Thursday, April 26, 2012

NGĀTI KAHU BOXES ON

When it comes to land claims, noone would call Ngāti Kahu a Goliath, and most would say it’s boxing way above its weight. In fact Haami Piripi has said it is "on a hiding to nothing." However the little iwi has recently had another win against the Crown.

On 18th April, the Waitangi Tribunal issued a memorandum saying it will now hold hearings for both binding recommendations and ordinary recommendations for Ngāti Kahu’s claims. It is satisfied that the claims the Tribunal upheld did include two general claims for Ngāti Kahu, both lodged by McCully Matiu, and it will make recommendations based on those. However it has declined to include the three Te Paatu claims because they were not lodged in time to be heard in the 1990-4 hearings, and as such were not reported on in the 1997 Muriwhenua Land Report. It has also declined to include Te Paatu’s territories on Te Oneroa-a-Tōhē, up to Hukatere and across to Rangaunu for consideration. Te Paatu do not agree with this and have now asked Ngāti Kahu to seek urgent hearings to stop the Crown vesting those lands in other iwi. Ngāti Kahu will do that.
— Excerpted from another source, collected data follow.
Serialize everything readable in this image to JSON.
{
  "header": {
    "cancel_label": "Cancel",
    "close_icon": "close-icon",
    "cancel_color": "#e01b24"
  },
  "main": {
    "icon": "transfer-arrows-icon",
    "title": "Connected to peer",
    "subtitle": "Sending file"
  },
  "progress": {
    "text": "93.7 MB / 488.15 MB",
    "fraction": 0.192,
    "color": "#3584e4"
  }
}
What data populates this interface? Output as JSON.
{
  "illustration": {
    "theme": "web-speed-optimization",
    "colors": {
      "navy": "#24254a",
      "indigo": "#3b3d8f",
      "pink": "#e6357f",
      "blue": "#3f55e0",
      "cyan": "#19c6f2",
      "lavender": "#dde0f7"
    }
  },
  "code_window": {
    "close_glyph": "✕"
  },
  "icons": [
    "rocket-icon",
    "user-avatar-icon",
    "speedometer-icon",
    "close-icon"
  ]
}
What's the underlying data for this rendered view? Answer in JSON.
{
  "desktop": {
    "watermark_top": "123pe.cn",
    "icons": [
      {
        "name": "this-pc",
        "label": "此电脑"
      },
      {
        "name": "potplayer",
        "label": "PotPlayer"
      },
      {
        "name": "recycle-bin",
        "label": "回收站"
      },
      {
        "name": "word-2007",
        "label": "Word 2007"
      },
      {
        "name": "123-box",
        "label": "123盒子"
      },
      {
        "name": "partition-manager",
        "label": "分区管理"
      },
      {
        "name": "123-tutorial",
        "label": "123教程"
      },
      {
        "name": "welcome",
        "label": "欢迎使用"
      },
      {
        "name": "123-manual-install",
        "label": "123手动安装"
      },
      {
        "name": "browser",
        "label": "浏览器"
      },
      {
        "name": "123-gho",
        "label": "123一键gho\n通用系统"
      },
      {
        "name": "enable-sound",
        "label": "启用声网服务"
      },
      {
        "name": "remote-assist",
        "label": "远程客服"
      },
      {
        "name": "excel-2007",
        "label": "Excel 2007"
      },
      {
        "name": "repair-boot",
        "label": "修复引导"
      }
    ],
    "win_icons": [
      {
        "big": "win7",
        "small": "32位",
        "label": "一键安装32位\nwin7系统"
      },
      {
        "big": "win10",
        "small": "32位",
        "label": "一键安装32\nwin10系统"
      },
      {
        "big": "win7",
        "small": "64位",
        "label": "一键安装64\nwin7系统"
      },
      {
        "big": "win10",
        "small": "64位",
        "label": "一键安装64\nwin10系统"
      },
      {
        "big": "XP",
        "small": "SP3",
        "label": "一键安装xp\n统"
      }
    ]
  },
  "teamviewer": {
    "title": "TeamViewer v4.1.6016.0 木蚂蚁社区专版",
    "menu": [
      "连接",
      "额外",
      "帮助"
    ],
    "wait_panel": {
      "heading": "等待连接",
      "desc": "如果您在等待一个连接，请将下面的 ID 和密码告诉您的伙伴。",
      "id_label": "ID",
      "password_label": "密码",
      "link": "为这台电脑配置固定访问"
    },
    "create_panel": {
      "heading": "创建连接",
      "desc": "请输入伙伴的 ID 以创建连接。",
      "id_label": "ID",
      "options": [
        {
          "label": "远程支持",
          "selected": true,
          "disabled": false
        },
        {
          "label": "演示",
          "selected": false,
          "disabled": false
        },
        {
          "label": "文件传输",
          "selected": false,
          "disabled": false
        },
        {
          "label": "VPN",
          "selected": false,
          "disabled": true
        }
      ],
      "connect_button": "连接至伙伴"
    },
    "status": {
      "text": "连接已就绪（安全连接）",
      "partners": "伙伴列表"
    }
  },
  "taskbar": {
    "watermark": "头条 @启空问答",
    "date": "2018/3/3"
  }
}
In preparation for hearings the Tribunal has asked that Ngāti Kahu advise what principles it should take into account in determining the recommendations it will make. Ngāti Kahu will take those principles from their Deed of Partial Settlement, which the Crown rejected last year. They will also be asking for the total package of recommendations to be what they have listed in their Deed.

Once the Crown and other parties have responded to Ngāti Kahu, another judicial conference will be held, probably in the week beginning June 4th.

This decision from the Tribunal is very historic. Ngāti Kahu and others had been denied hearings in the past. But thanks to the Mangatū Incorporation who had the resources to take the Tribunal through all the courts and get a decision from the Supreme Court saying the Tribunal had to hear their application for binding recommendations, Ngāti Kahu have now succeeded where many said they would not. Now they just have to get the binding recommendations over all State-owned Enterprise and Crown Forest lands in their rohe.

That will be an extremely bitter fight because the Tribunal has long been under threat from successive governments that if it used its powers of binding recommendations, they would be removed.

Ngāti Kahu should be under no illusion; the Crown will do whatever it takes to stop them succeeding, legal or otherwise. In addition it seems the leaders of at least two other iwi in Te Hiku will side with the Crown against them.

In the end though, neither the Crown nor its allies can ever change the facts. The lands concerned are not going anywhere, they still belong to the hapū of Ngāti Kahu, and Ngāti Kahu will box on.